Virtual campus tours take viewers to new heights

Prospective students can take a virtual tour with Baylor students as they explain the university’s traditions, campus life, academics and sense of community.
Prospective students can take a virtual tour with Baylor students as they explain the university’s traditions, campus life, academics and sense of community.
By Henry Eckels
Reporter

The new virtual tours of Baylor’s campus as seen from the sky is meant to attract new students to the university and captivate those currently enrolled.

The Guided Virtual Tours, which were released just last week, comprise four videos that give tours of Baylor’s campus and tell real stories from the perspective of Baylor students.

The virtual tours guide views all parts of campus as seen from a helicopter.

Each of the four videos portrays a theme of life at Baylor and is narrated by a different Baylor student.

The guided virtual tours are designed to attract prospective students and inform them about the university, as well as remind alumni about their experiences.

It also reminds current students about on-campus opportunities.

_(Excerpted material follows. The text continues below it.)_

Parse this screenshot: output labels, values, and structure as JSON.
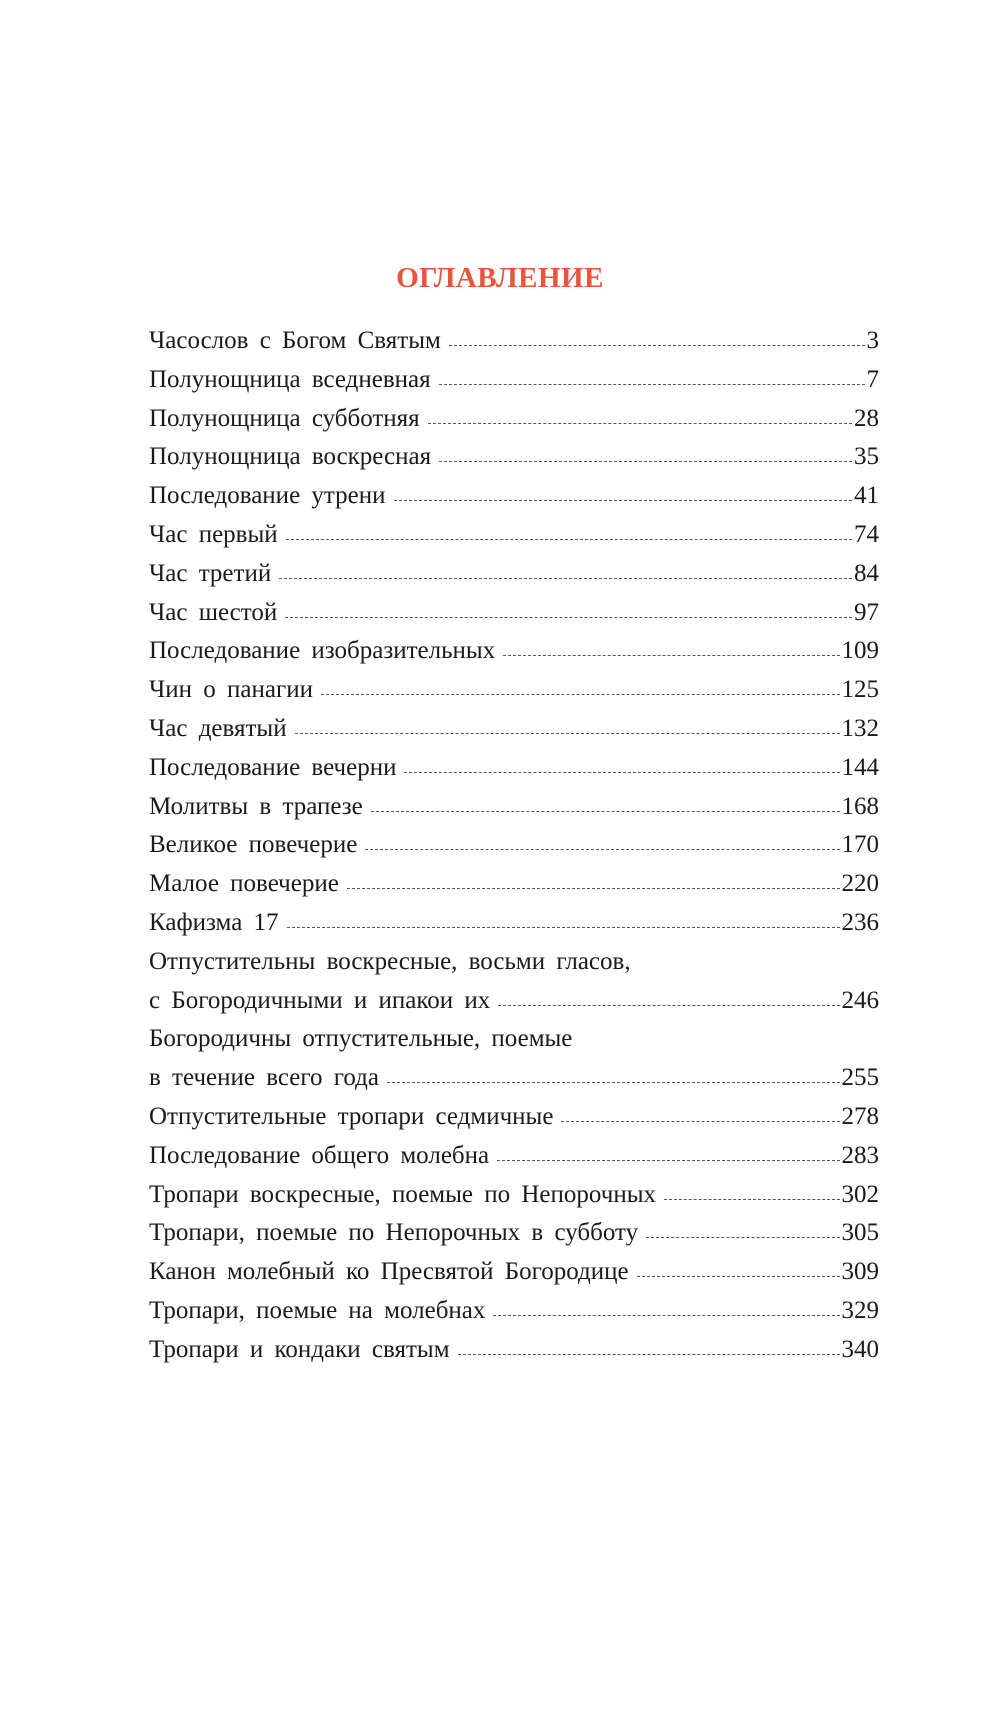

The four videos present different aspects of Baylor life, highlighting topics such as class sizes, campus traditions, dorm life, student activities and study abroad opportunities.

Other features included from Baylor’s campus are The Baylor Marina, The Rock and the Bill and Eva Williams Bear Habitat.

Ben Brune, the video production coordinator for Baylor Media Productions, filmed Baylor’s campus from the confines of a helicopter.

Brune said filming from the helicopter required him to make use of unfamiliar technology.

“The process was new to me,” Brune said. “We used a handheld mount to control the camera to collect nice and smooth aerials of the campus. For some of the footage we even used a remote-controlled hexacopter when we wanted to shoot a location on campus that we couldn’t do either on foot or in an actual helicopter.”

A hexacopter is a six-blade, remote control operated machine with camera connecting capabilities.

Brune said although the project had been in the works for more than a year, the actual shooting had to be postponed for months.

“We couldn’t shoot campus during the fall or winter season,” Brune said. “During that time Baylor looks grayer and deader than during the spring, so it wouldn’t look as appealing in the virtual tour.”

Niskayuna, N.Y., junior Nick Foreman said he thinks the virtual tours are attractive to both attending and prospective students.

“The helicopter views were really well done,” Foreman said. “They really put into perspective just how gorgeous our campus is in a way that you couldn’t perceive by simply standing on the ground.”

It is important to have a virtual campus tour video because of the age in which we live, Brune said.

“It is important because we’re now at a generation of students who have such great access to the Internet,” Brune said. “If a good virtual tour is the difference between whether or not a student is interested in going to Baylor, then we’ll make sure they have access to one.”

One of the virtual tour guides, Hardin senior Luke Russell, said the virtual tour guides will help attract students to Baylor whether they live in Texas or on the other side of the world.

“People involved in the making and communicating of the video tours, and those that post them on Facebook and Twitter have connections to people in other countries,” Russell said. “I think that when students from the other side of the world have access to these tours on the Internet and see Baylor’s beautiful campus, they’ll want to come here more.”

Another one of the tour guides, alumna Sarah Carr, said the virtual tour videos fulfill a crucial need that pictures and pamphlets cannot.

“Alot of prospective students don’t come to campus before applying, so these tour videos are important because they show Baylor from a bird’s eye view,” Carr said. “They also let prospective students hear stories from real students and give them a taste of what Baylor life is like.”

Waxahachie junior Ben Larson said he thinks the video tours’ aerial shots of campus alone would be enough to convince most high school students to become interested in attending Baylor.

“When you see the Baylor Sciences Building, Draper Academic Building and Pat Neff Hall in the evening light, that is enough to make any high school senior go ‘whoa, this campus is beautiful,’” Larson said. “The tour of campus alone is enough to make Baylor most high school students’ first choice.”